La plupart des postes de police documentés par Safeguard Defenders ont commencé leurs activités en 2016 et se sont rapidement multipliés depuis, essentiellement dans des pays démocratiques.
La Overseas Affairs Commission chinoise était cependant active bien avant l’apparition des premiers postes de police. Mehmet Tohti, le directeur du Projet de défense des droits des Ouïghours, une minorité religieuse chinoise persécutée, a en effet commencé à recevoir des menaces d’agents de ce bureau chez lui en banlieue de Toronto au début des années 2000.
À quoi servent-ils ?
Ils offrent réellement des services à la diaspora, comme la délivrance de documents officiels, ou l’organisation d’événements culturels. La plupart n’ont donc ni agents en uniforme ni cellules. Toutefois, Pékin indique officiellement qu’ils ont pour mission d’inciter les présumés criminels chinois de la diaspora à se livrer à la justice chinoise.
Mais ces présumés « criminels », ciblés sans preuve et punis sans procès, sont très souvent des dissidents ou des gens qui ont fui les persécutions ethniques et religieuses en Chine, indique Safeguard Defenders. On parle notamment de Ouïghours, de Tibétains, de pratiquants du Falun Gong, ou de Taïwanais.
En avril 2022, Pékin a affirmé que grâce à ses opérations à l’étranger, elle avait arrêté 634 000 « suspects » en 2021.

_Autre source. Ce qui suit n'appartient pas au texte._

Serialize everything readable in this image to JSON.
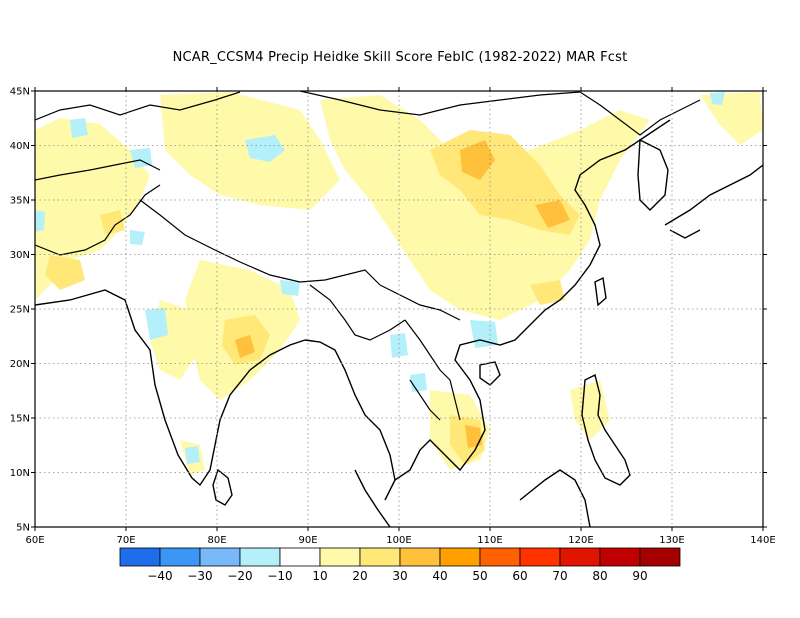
{
  "title": "NCAR_CCSM4 Precip Heidke Skill Score FebIC (1982-2022) MAR Fcst",
  "map": {
    "lon_range": [
      60,
      140
    ],
    "lat_range": [
      5,
      45
    ],
    "lon_ticks": [
      "60E",
      "70E",
      "80E",
      "90E",
      "100E",
      "110E",
      "120E",
      "130E",
      "140E"
    ],
    "lat_ticks": [
      "5N",
      "10N",
      "15N",
      "20N",
      "25N",
      "30N",
      "35N",
      "40N",
      "45N"
    ],
    "grid": true,
    "coastline_color": "#000000"
  },
  "colorbar": {
    "colors": [
      "#1e6eeb",
      "#3c96f5",
      "#78b9fa",
      "#b4f0fa",
      "#ffffff",
      "#fffaaa",
      "#ffe878",
      "#ffc03c",
      "#ffa000",
      "#ff6000",
      "#ff3200",
      "#e11400",
      "#c00000",
      "#a50000"
    ],
    "labels": [
      "-40",
      "-30",
      "-20",
      "-10",
      "10",
      "20",
      "30",
      "40",
      "50",
      "60",
      "70",
      "80",
      "90"
    ]
  },
  "shading": [
    {
      "name": "tibet-north-yellow",
      "color": "#fffaaa",
      "points": [
        [
          -30,
          -40
        ],
        [
          -10,
          -70
        ],
        [
          10,
          -60
        ],
        [
          40,
          -40
        ]
      ]
    }
  ]
}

Pourquoi faut-il s’en inquiéter ?
L’un des problèmes est qu’ils contournent les lois locales pour imposer aux personnes d’origine chinoise celles qui ont cours en Chine. Ce sont aussi des tremplins pour le Département du travail sur le front uni, organisation dont Pékin se sert « pour étouffer les critiques et infiltrer les partis politiques étrangers, les diasporas, les universités et les multinationales », indique Sécurité publique Canada.
C’est précisément ce qu’a documenté le Service canadien du renseignement et de sécurité, d’après les documents obtenus ces dernières semaines par The Globe and Mail et Global News.
La réaction du Canada est-elle adéquate ?
Pour Laura Harth, directrice de campagne de Safeguard Defenders, la réponse du Canada « a été une des meilleures vues dans le monde ».
En entretien à Radio-Canada, elle a salué la condamnation ferme et claire des opérations d’ingérence et d’intimidation, les enquêtes menées par la GRC et la ligne d’assistance téléphonique mise en place pour les victimes chinoises de la répression transnationale.
Le premier ministre Trudeau a été un des rares dirigeants à soulever le problème auprès de son homologue chinois au sommet du G20 à Bali, l’automne dernier, quitte à subir ses remontrances publiques. À l’inverse, ailleurs dans le monde, comme en Italie, certains gouvernements collaborent avec la Chine, la laissant multiplier ses postes de police.